Click on photos to enlarge! The wild blue yonder
"There are, in every age, new errors to be rectified and new prejudices to be opposed."
Samuel Johnson

Jean

"The important thing is this: To be able at any moment to sacrifice what we are for what we could become."

Charles DuBois



William H. Holloman III


"If you don't like change, you're going to like irrelevance even less."

General Eric Shinseki




Today, in honor of July 4th, I re-publish this post about real heroes. Thank you for visiting. Your visits & comments make my day!
*Happy Birthday USA*
Cloudia
You friends who often visit "Da Spiral" know that we like to salute unheralded heroes of everyday life. Heck, I've seen real courage in many of your blogs. But every so often there are Heroes, capitol "H" who strap it on and fly into the teeth of mortal combat, or who put their very lives on the line to say "No" to denigration, unfairness, and abuse. Sometimes extraordinary people are even called upon to face two Goliaths at once.
Today's post is dedicated to two very special groups of such human beings. Please come meet them!




Last September 30th, a few such surviving heroes were honored at Honolulu's Punchbowl National Cemetery of the Pacific by Kauai boy General Eric Shinseki. (The general has since been appointed to lead our nation's veterans affairs by the new president.)

The elderly men that he honored on that day, largely Hawaii born and bred, had served in the famed 442nd & 100th segregated combat units of WWII. They had been the “Go for Broke” Japanese-American soldiers who fought in the toughest European battles of that war, and usually against superior numbers. History remembered, and history written, both tell how they were openly considered expendable because of their race. This was certainly not a surprise to them in their uphill fight for dignity. They all had family in US internment camps, even as German-Americans and Italian-Americans remained in their own homes. Nevertheless these aging men, in their youth answered the call to arms on behalf of the nation that detained their parents.

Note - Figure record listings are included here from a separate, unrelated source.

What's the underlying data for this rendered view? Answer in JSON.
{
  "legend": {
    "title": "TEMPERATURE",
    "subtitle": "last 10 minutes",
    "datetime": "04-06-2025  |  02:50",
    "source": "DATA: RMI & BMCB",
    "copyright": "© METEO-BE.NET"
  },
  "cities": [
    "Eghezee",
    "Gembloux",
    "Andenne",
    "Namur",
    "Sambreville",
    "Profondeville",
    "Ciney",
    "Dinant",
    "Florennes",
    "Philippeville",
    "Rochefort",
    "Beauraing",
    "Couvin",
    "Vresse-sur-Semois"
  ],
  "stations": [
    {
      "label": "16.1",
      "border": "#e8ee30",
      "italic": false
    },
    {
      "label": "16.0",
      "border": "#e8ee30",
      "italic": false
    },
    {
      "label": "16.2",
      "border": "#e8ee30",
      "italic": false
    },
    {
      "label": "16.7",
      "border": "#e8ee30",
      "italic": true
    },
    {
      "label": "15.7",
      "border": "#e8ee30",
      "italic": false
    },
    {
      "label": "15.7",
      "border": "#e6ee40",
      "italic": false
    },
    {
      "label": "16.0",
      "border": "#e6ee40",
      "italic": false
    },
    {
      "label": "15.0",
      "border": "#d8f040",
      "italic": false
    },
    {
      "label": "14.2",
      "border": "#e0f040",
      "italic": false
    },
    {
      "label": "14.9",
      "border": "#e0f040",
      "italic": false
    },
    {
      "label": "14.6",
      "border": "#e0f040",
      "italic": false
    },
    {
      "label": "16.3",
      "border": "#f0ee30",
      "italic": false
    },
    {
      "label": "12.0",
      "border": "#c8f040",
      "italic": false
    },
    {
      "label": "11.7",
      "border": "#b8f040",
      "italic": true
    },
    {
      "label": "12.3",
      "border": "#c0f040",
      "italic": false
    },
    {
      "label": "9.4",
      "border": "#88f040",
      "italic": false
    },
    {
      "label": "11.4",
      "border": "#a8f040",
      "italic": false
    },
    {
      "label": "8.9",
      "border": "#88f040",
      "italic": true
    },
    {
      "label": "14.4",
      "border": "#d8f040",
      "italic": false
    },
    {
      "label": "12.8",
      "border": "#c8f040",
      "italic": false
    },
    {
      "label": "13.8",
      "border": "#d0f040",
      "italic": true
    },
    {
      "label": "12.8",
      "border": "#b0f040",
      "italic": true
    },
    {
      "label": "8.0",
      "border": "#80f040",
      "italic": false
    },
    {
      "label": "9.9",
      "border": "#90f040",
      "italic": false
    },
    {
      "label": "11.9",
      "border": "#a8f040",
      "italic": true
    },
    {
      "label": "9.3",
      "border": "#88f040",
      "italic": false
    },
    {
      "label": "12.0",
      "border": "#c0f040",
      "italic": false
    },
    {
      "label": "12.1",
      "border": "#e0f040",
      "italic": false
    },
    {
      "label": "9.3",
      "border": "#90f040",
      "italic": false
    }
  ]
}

They are military legend for having saved 230 Texans (the famous “lost” regiment”) at the cost of 400 of their own, among numerous other documented acts of extreme heroism. These men won more decorations, more purple hearts, more medals of honor, than any unit of comparable size in the history of the US Army.

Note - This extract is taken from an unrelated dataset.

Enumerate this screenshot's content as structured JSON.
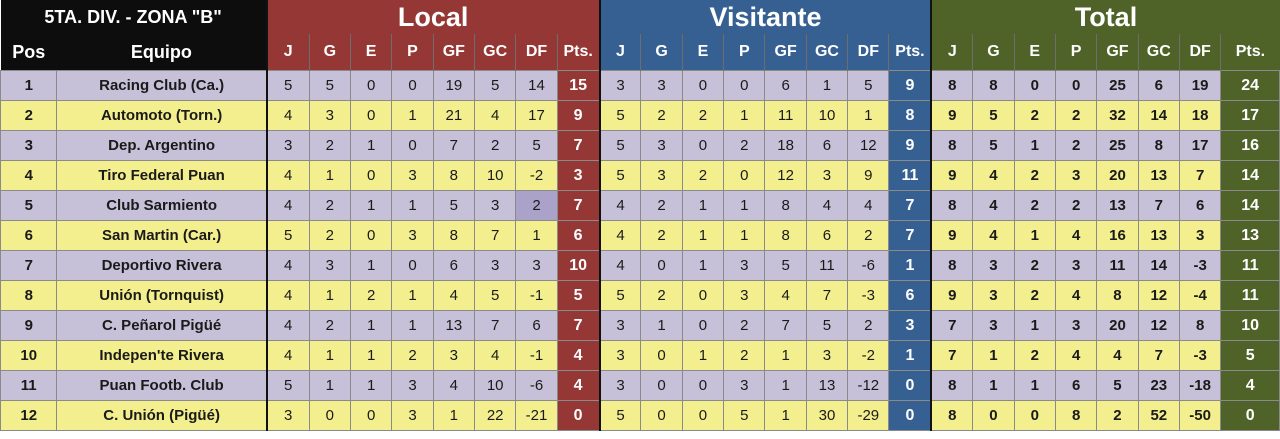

Every day in Honolulu we pass by these neighbors on our streets and in the aisles at Longs Drugs, only too aware that there are ever fewer and fewer of them. In my opinion they are among the greatest of the greatest generation, and what these men did will never be forgotten. . . As President Truman said of them at war's end: "You fought two enemies, the nazis and prejudice. And you have won."






So who could walk alongside such people?






Perhaps it would be the man I had the privilege to meet the other evening. He is William H. Holloman III, one of the justly famed Tuskegee Airmen. But he told me simply to call him "Bill." I was beyond thrilled to sit a spell with Bill and his lovely wife Jean to talk story. It's not every day that one gets to meet such a larger than life figure usually read about in books or admired in documentaries






At a time when "scientists" had told the US Congress that African-Americans had less intelligence and flying aptitude "than monkeys" these young men rose to the challenge of excellence while carrying social and cultural burdens we can scarcely credit today a mere 60 - 70 years later. Through dignity, courage, and sheer ability, they proved denigration a damned lie.

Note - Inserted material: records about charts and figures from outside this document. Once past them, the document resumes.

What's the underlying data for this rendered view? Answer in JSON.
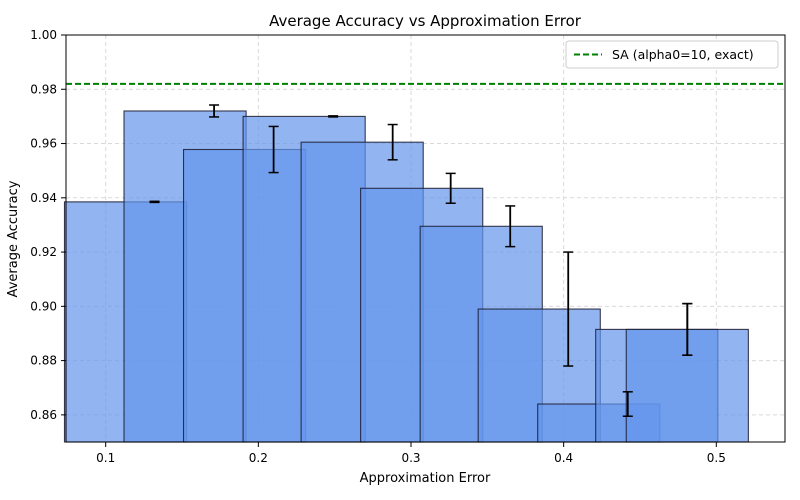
{
  "chart_data": {
    "type": "bar",
    "title": "Average Accuracy vs Approximation Error",
    "xlabel": "Approximation Error",
    "ylabel": "Average Accuracy",
    "xlim": [
      0.074,
      0.545
    ],
    "ylim": [
      0.85,
      1.0
    ],
    "xticks": [
      "0.1",
      "0.2",
      "0.3",
      "0.4",
      "0.5"
    ],
    "yticks": [
      "0.86",
      "0.88",
      "0.90",
      "0.92",
      "0.94",
      "0.96",
      "0.98",
      "1.00"
    ],
    "grid": true,
    "bar_width": 0.08,
    "series": [
      {
        "x": [
          0.113,
          0.152,
          0.191,
          0.23,
          0.268,
          0.307,
          0.346,
          0.384,
          0.423,
          0.461,
          0.481
        ],
        "values": [
          0.9385,
          0.972,
          0.9578,
          0.97,
          0.9605,
          0.9435,
          0.9295,
          0.899,
          0.864,
          0.8915,
          0.8915
        ],
        "errors": [
          0.0002,
          0.0022,
          0.0085,
          0.0002,
          0.0065,
          0.0055,
          0.0075,
          0.021,
          0.0045,
          0.0095,
          0.0095
        ],
        "error_x": [
          0.132,
          0.171,
          0.21,
          0.249,
          0.288,
          0.326,
          0.365,
          0.403,
          0.442,
          0.481,
          0.481
        ]
      }
    ],
    "reference_line": {
      "label": "SA (alpha0=10, exact)",
      "value": 0.982,
      "color": "#008000",
      "style": "dashed"
    },
    "legend_position": "top-right",
    "colors": {
      "bar_fill": "#6495ED",
      "bar_edge": "#1a1a2e",
      "error_bar": "#000000",
      "grid": "#d9d9d9"
    }
  }
}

They flew like eagles! And like the Japanese-American combat veterans of Hawaii they came home to build lives of full citizenship earned in blood. Mr. Holloman, whose father might have served the railroad as a Pullman porter - but never an engineer, retired after many years of service as an airline pilot and aviation consultant.






"The Germans shot my black ass down! But they knew all about us, and they treated us with proper military respect. Then I came home and had to ride in the back of the bus." one of these vets has said.






Unfortunately the photo above caught Mr. Holloman with his eyes closed, depriving you of his most strikingly handsome light eyes! But one doesn't ask a legend to stand a second time. And I who religiously avoid publishing photos of myself am proudly shown with him!